The Supreme Court tackled Texas’ redistricting this afternoon as parties presented their oral arguments in the high-profile voting rights case.

The justices did not appear to reach consensus on the case, which centers on whether a federal court in Texas overstepped its authority by drawing an interim Congressional map for 2012.

But many justices agreed that timing was of the utmost importance, suggesting through their questions to attorneys that the Texas primary could be delayed from April 3 if necessary.

“We’re pleased with the questions that came from the bench,” Texas Attorney General Greg Abbott said. “The court seemed to have serious concerns about the lower court’s decision. … The Supreme Court also understood the need for speed in this case.”

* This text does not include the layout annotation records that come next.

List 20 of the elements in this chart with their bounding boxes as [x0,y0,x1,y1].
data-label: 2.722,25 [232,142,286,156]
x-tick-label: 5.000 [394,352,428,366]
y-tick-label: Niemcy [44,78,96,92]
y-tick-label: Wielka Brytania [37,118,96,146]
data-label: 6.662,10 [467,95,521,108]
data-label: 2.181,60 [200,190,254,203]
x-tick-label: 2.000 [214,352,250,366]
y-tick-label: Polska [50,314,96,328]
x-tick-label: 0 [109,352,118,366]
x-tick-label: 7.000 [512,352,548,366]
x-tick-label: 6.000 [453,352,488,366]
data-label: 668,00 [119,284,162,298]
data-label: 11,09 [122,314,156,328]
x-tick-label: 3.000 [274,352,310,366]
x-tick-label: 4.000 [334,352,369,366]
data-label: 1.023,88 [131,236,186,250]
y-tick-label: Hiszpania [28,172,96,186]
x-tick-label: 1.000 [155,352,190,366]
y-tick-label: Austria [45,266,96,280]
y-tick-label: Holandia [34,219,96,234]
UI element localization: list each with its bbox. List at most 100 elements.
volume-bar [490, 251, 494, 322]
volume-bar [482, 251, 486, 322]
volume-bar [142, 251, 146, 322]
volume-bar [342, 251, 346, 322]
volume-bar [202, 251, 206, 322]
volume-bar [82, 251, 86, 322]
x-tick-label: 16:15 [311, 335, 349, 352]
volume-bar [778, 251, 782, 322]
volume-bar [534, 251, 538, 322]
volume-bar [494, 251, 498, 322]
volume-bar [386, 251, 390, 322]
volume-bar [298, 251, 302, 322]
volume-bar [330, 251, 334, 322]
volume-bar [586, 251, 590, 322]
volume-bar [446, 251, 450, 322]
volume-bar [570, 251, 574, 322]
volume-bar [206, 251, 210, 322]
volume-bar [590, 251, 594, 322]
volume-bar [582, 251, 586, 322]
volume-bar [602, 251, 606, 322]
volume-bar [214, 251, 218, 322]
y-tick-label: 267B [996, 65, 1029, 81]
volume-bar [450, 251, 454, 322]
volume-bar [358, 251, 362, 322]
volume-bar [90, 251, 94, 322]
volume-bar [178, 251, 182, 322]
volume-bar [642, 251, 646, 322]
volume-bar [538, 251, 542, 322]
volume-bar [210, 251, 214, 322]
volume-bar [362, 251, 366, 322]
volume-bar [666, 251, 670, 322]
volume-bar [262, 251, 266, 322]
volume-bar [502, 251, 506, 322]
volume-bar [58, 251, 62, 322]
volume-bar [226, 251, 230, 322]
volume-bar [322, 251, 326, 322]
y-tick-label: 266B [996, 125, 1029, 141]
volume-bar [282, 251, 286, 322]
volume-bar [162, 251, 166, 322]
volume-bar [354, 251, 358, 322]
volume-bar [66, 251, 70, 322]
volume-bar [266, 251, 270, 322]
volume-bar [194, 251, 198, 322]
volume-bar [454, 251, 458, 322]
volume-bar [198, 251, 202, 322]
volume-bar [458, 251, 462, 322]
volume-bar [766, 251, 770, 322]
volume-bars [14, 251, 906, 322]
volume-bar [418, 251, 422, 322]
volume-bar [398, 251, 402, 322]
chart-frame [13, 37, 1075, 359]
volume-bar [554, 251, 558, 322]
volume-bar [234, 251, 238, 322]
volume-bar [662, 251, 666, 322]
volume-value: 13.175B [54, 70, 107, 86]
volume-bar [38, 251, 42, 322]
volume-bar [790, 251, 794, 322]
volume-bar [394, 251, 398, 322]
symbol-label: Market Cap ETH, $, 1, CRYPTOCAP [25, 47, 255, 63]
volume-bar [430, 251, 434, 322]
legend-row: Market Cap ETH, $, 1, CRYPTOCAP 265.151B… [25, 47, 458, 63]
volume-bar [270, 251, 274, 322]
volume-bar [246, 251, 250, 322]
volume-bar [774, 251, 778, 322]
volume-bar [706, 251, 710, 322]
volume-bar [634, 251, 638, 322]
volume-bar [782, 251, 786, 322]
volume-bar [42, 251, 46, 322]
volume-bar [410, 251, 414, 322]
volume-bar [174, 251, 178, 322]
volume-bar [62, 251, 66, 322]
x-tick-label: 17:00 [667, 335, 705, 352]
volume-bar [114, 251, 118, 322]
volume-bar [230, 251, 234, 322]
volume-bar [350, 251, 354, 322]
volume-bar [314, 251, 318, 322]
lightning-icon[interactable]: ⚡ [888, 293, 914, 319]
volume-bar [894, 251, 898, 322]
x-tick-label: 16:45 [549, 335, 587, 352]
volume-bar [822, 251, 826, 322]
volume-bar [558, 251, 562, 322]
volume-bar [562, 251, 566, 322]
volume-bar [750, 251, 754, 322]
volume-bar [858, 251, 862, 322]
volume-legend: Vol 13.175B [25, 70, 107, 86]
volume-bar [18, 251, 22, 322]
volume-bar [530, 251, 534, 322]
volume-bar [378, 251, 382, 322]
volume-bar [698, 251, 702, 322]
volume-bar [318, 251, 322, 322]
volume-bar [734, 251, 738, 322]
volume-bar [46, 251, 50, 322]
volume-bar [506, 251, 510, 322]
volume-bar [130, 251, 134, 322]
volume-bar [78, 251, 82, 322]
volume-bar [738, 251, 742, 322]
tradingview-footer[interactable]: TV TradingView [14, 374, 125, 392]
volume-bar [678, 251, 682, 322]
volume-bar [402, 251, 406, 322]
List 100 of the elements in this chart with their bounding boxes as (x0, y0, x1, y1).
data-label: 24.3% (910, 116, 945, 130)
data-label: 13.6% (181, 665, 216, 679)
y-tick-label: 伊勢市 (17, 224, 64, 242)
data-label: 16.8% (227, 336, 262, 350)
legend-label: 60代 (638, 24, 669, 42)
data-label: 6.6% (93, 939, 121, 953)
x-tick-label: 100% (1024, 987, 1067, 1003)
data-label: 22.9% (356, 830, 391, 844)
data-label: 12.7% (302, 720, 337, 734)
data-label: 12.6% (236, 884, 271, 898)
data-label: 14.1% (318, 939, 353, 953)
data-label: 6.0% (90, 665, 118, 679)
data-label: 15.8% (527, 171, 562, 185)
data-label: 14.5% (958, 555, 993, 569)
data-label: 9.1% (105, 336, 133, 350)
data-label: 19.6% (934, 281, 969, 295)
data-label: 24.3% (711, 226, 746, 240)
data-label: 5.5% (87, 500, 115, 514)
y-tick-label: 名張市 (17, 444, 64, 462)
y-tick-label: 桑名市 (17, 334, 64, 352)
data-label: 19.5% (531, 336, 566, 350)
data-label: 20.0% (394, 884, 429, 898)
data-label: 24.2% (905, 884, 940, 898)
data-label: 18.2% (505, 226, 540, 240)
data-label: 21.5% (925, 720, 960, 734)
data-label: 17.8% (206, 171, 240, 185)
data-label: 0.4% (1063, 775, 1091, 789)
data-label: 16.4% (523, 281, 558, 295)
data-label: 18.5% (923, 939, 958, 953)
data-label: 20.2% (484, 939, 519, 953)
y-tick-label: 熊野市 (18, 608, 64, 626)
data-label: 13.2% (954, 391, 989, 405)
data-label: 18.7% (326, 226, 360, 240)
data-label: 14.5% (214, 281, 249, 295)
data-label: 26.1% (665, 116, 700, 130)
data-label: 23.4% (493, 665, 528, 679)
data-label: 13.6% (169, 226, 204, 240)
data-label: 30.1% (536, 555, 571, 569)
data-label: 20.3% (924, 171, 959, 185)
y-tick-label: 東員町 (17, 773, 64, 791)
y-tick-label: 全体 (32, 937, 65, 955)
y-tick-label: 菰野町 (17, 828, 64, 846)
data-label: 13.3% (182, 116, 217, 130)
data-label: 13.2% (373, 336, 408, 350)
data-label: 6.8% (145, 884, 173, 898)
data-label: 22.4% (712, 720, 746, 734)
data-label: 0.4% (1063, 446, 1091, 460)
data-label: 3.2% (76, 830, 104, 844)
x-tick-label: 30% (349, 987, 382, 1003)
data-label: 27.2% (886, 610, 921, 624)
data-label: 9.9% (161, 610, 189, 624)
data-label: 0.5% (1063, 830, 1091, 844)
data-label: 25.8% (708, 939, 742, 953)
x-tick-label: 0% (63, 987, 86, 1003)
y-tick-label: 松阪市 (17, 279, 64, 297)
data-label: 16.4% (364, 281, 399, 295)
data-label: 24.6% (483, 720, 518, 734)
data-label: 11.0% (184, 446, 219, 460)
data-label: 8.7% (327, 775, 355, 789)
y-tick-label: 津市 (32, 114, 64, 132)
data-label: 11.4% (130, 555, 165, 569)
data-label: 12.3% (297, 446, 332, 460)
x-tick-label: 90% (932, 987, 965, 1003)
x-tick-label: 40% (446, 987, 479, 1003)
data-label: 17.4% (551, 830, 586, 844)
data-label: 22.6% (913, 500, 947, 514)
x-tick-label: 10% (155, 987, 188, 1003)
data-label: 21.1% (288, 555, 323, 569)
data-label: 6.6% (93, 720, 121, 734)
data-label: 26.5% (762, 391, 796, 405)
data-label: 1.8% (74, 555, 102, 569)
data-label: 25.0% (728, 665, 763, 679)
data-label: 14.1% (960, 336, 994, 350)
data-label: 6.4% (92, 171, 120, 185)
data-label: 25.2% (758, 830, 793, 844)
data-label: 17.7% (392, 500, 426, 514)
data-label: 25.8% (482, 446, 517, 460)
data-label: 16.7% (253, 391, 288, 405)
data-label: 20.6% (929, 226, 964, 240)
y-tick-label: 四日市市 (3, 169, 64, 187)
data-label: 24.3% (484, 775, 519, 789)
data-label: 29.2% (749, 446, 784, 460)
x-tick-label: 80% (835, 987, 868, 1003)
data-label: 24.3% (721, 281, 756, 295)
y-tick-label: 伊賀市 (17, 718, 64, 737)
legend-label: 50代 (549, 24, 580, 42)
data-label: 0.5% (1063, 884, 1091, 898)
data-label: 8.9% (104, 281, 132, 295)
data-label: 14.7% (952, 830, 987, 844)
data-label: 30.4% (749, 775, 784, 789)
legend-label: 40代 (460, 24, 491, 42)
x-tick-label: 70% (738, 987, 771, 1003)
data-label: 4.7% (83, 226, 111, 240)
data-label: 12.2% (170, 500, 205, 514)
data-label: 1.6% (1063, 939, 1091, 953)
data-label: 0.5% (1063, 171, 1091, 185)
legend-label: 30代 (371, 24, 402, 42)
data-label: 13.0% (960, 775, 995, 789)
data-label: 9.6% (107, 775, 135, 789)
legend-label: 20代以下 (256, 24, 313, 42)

In more than an hour of spirited exchanges, the justices grilled attorneys and the deputy solicitor general on the intricacies of Texas redistricting and the Voting Rights Act. There are four new House seats at stake on the Lone Star State’s 2012 map, plus several more competitive districts depending on how the new boundaries are drawn.

Under Section 5 of the Voting Rights Act, Texas is one of nine states that require approval from the Justice Department or the U.S. District Court for the District of Columbia before changing election laws, including the map. Lone Star State officials are battling the Justice Department to get pre-clearance in D.C.’s district court in a trial scheduled to begin next week.

Last fall, a federal court in San Antonio issued an interim map even though the pre-clearance trial had not started yet. Texas officials argued that this was out of the San Antonio court’s purview and successfully appealed for a stay from the Supreme Court.

The unique timing of the simultaneous trials proved to be a point of contention in the Supreme Court today. The attorney for the appellees, Jose Garza, suggested the high court could put off the map implementation until the other federal court issued its pre-clearance ruling next month.

The dual trials also put the justices in a tough spot, Chief Justice John Roberts argued.

“You cannot assume that the legislature’s plan should be treated as if it were pre-cleared,” Roberts said. “The district court in Texas cannot assume or presume what the district court here in D.C. is going to do. But on the other hand, it can’t presume it the other way. … So how do we decide between those two — you have two wrong choices. How do we end up?”

Most of the justices did not express an interest in taking on the constitutionality of Section 5 in their decision, including Roberts, confirming with Garza that it was outside the scope of the trial. 

“It’s great that Chief Justice Roberts said this case would not reach the constitutionality of Section 5. Some feared that would happen,” Rep. Lloyd Doggett (D-Texas) told Roll Call after the session. “If anything is to yield, it’s the election date.”

Only Justice Antonin Scalia expressed reservations about this, calling the government “absolutist” in its approach to Section 5 pre-clearance.

“It seems to me the government takes an absolutist approach to the proposition that you cannot use an un-pre-cleared plan for any purpose,” Scalia said. “What would you do if the district court in Washington and the district court in Texas, neither one of them acts in time, and it’s too late? It’s too late to have any primaries anymore? What would happen?”

Additional House Democrats attended the trial, including Texas Reps. Sheila Jackson Lee, Al Green and Rubén Hinojosa. Afterward, outside under the first snowfall of the year, the three Democrats cried foul on their home state’s redistricting practices.

“The state of Texas has for decades refused to accept the benefit of their growing minority population,” Jackson Lee said. “When it comes to the distribution of the bounty of democracy, we are the stepchildren of Texas.”